Always interested in your posts, though I find myself seldom in agreement with them. This most recent post is an exception however, in that I find myself approximately in 50% agreement. I want to sleep on it. and will perhaps later respond in some detail. The idea of encouraging production and investment is behind supply-side economics, with the intention that the additional employment that results will furnish demand. I'm not convinced that Robots will be able to furnish the hoped for demand however. As I said, I want to sleep on this and give these thoughts further contemplation.
I guess a piece of pie is better than none at all.
I want you to understand that my focus on production should not be deflected by calling it 'supply side' in a pejorative way. The term was politicized long ago by those who were involved in policy but had little understanding of the economics, and still don't.
Economically, there are two ways to look at what drives an economy....the economics of production versus the economics of consumption. The economics of consumption has become the established view for the past 75 years; all department heads at major universities, all 'reputable economists' educated there and often quoted, all our government metrics, our economic policy, our monetary policy, our trade policy, the tranquilized obviousness of economic establishment assumptions, are embedded in a consumer paradigm.
This view of economics has never been predictive; there is no evidence that its assumptions are valid after all this time; certainly the last decade has demonstrated that its monetary assumptions are wrong.
You can see it working in the discussion between Java and CyJack above. The whole issue is whether a simple wage can drive an economy with no reference to what is being made and who is buying it and for what purpose it is being produced. More money out means more money in...don't ask any further.
The base production point of view is that there is no such thing as a pure consumer, there are only producers and those who are funded by producers. You have to have production or you cannot consume.
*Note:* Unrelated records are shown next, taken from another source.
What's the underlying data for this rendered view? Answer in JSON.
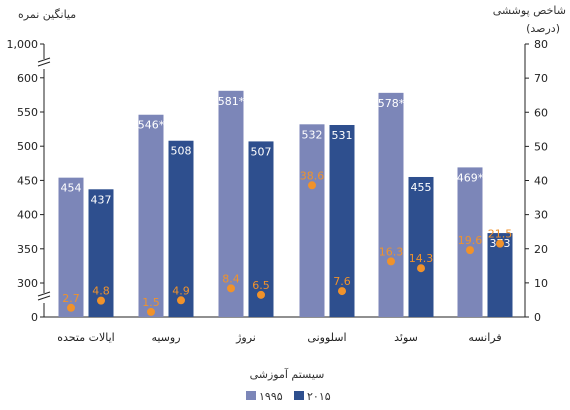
{
  "chart_data": {
    "type": "bar",
    "left_axis": {
      "title": "میانگین نمره",
      "ticks": [
        0,
        300,
        350,
        400,
        450,
        500,
        550,
        600,
        1000
      ],
      "tick_labels": [
        "0",
        "300",
        "350",
        "400",
        "450",
        "500",
        "550",
        "600",
        "1,000"
      ],
      "range": [
        275,
        625
      ],
      "break": true
    },
    "right_axis": {
      "title": "شاخص پوششی",
      "subtitle": "(درصد)",
      "ticks": [
        0,
        10,
        20,
        30,
        40,
        50,
        60,
        70,
        80
      ],
      "range": [
        0,
        80
      ]
    },
    "xlabel": "سیستم آموزشی",
    "categories": [
      "ایالات متحده",
      "روسیه",
      "نروژ",
      "اسلوونی",
      "سوئد",
      "فرانسه"
    ],
    "series": [
      {
        "name": "۱۹۹۵",
        "color": "#7c86b8",
        "values": [
          454,
          546,
          581,
          532,
          578,
          469
        ],
        "labels": [
          "454",
          "546*",
          "581*",
          "532",
          "578*",
          "469*"
        ]
      },
      {
        "name": "۲۰۱۵",
        "color": "#2e4f8e",
        "values": [
          437,
          508,
          507,
          531,
          455,
          373
        ],
        "labels": [
          "437",
          "508",
          "507",
          "531",
          "455",
          "373"
        ]
      }
    ],
    "coverage_series": [
      {
        "name": "۱۹۹۵",
        "color": "#f0922b",
        "values": [
          2.7,
          1.5,
          8.4,
          38.6,
          16.3,
          19.6
        ],
        "labels": [
          "2.7",
          "1.5",
          "8.4",
          "38.6",
          "16.3",
          "19.6"
        ]
      },
      {
        "name": "۲۰۱۵",
        "color": "#f0922b",
        "values": [
          4.8,
          4.9,
          6.5,
          7.6,
          14.3,
          21.5
        ],
        "labels": [
          "4.8",
          "4.9",
          "6.5",
          "7.6",
          "14.3",
          "21.5"
        ]
      }
    ],
    "legend": {
      "placement": "bottom-center",
      "items": [
        "۱۹۹۵",
        "۲۰۱۵"
      ]
    },
    "grid": false
  }
}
Workers are producers; the issue is how the application of capital can enable them to produce more...product and wage.
Consumption must be funded by present production surplus, saved surplus from prior production, or borrowed surplus of future production; otherwise, 'money', and minimum wage, will have no value.
So, the better question to ask, from my view, is what can be done to increase production, particularly domestic production? What can be done to increase the expected surplus of future production in order to pay debt and provide for social needs?